ChatGPT becomes ChatRepair to automate bug fixing for less

How much, you ask? The answer to everything is $0.42

Boffins at the University of Illinois Urbana-Champaign have enlisted ChatGPT, the OpenAI chatbot that responds to written instructions, to repair software bugs without breaking the bank.

Chunqiu Steven Xia, graduate research assistant, and Lingming Zhang, an associate professor of computer science, give away the surprise ending in the title of their recent preprint paper, "Keep the Conversation Going: Fixing 162 out of 337 bugs for $0.42 each using ChatGPT."

You could certainly pay more.

The two researchers set out to improve Automated Program Repair (APR), an emerging discipline focused on developing techniques for fixing programming bugs automatically.

Traditional APR techniques, they explain in their paper, tend to produce patches that lack variety and require lots of manual fine-tuning. More recent work with LLMs has produced better results but still used the same underlying technique - generating a lot of patches from an initial input sample and then validating each one.

This approach, they contend, produces repeated incorrect patches and fails to learn from its failures. And this has a very real cost in terms of time and computational resources.

Xia and Zhang have developed an automated bug repair process they call ChatRepair that incorporates information about software test failures and that learns from conversational input, as well as successes and failures, along the way. It's a bit more complicated than saying, "Fix your bugs, HAL" – as can be seen from the illustration accompanying the paper – but it's perhaps preferable to a cryptic error message.

Diagram of ChatRepair conversation flow

Diagram of ChatRepair conversation flow - Click to enlarge

"Instead of directly generating patches based on the buggy code as existing LLM-based APR techniques do, ChatRepair additionally provides valuable test failure information to further assist LLMs in patch generation," the boffins explain in their paper.

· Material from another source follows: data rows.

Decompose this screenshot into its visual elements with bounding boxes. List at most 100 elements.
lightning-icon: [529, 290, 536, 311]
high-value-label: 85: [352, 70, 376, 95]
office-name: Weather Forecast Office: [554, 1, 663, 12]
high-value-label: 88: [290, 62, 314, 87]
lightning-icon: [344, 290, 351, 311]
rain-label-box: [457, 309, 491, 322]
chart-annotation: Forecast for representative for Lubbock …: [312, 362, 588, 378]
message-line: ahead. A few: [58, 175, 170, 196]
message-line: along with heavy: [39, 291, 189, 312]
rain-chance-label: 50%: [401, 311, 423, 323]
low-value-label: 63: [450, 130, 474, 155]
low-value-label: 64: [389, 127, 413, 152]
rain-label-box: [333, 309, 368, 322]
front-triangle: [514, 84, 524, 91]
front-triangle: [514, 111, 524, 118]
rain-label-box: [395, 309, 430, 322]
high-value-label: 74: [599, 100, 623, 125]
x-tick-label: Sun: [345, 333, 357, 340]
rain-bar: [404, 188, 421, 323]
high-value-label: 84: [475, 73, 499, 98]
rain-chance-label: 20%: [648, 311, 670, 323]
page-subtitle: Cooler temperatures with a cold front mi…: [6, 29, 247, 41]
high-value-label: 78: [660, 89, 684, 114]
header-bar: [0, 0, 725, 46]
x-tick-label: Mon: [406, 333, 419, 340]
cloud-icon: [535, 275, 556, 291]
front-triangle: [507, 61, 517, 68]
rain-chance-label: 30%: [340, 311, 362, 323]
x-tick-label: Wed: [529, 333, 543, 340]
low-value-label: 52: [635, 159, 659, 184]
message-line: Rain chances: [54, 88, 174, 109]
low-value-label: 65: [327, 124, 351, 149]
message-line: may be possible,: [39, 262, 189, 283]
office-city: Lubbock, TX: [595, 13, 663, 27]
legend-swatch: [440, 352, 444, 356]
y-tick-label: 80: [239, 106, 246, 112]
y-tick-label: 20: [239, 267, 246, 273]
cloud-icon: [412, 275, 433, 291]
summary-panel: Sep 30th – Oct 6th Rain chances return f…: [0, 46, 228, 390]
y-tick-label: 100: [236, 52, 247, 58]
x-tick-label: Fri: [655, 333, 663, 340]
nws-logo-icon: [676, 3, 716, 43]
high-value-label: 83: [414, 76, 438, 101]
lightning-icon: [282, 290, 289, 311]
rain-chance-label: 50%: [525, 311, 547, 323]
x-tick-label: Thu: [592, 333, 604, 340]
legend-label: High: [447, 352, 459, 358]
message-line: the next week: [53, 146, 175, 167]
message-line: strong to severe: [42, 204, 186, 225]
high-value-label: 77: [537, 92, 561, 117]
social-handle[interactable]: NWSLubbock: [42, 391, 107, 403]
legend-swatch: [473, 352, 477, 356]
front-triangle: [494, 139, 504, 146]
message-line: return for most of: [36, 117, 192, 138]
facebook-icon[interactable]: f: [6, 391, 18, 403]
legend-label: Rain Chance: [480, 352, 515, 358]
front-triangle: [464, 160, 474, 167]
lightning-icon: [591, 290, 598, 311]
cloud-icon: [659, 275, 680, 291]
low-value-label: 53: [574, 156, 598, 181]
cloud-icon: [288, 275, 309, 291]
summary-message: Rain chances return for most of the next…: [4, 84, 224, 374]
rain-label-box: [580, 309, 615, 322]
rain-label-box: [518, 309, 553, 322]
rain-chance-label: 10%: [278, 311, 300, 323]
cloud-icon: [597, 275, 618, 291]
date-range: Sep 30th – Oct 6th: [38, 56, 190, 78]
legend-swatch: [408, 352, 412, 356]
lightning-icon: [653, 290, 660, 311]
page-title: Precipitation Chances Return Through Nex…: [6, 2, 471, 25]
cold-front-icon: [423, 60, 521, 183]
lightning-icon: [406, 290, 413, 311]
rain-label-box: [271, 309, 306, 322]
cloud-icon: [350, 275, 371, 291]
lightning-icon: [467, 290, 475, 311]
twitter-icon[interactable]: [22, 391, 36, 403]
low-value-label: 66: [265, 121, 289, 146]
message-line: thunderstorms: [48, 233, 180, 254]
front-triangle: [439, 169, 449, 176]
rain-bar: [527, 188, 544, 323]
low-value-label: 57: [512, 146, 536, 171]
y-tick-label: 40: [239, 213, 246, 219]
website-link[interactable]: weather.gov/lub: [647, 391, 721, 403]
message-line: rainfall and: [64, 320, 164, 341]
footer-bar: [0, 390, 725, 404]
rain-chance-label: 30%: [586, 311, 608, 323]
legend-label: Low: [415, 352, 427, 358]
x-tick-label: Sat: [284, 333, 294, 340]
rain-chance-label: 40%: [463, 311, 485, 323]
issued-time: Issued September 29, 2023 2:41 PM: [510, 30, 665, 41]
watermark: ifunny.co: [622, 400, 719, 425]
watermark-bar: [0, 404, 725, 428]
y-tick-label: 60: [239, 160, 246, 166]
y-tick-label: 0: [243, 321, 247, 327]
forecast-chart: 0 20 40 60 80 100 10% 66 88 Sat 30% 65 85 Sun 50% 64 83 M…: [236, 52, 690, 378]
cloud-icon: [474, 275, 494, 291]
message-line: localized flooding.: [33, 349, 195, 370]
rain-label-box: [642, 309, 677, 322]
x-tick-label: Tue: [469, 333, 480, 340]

"Moreover, instead of continuously sampling from the same prompt as prior LLM-based APR techniques do, ChatRepair keeps track of conversation history and further learns from earlier failed and succeeded patching attempts of the same bug via prompting."

Code may be wrong, but it's useful

By incorporating incorrect patches with related test failure data, Xia and Zhang showed they could refine the prompts fed to ChatRepair as the model worked out code improvements. This avoids making the same mistakes over and over while also generating variations on plausible patches that increase the likelihood of a correct fix.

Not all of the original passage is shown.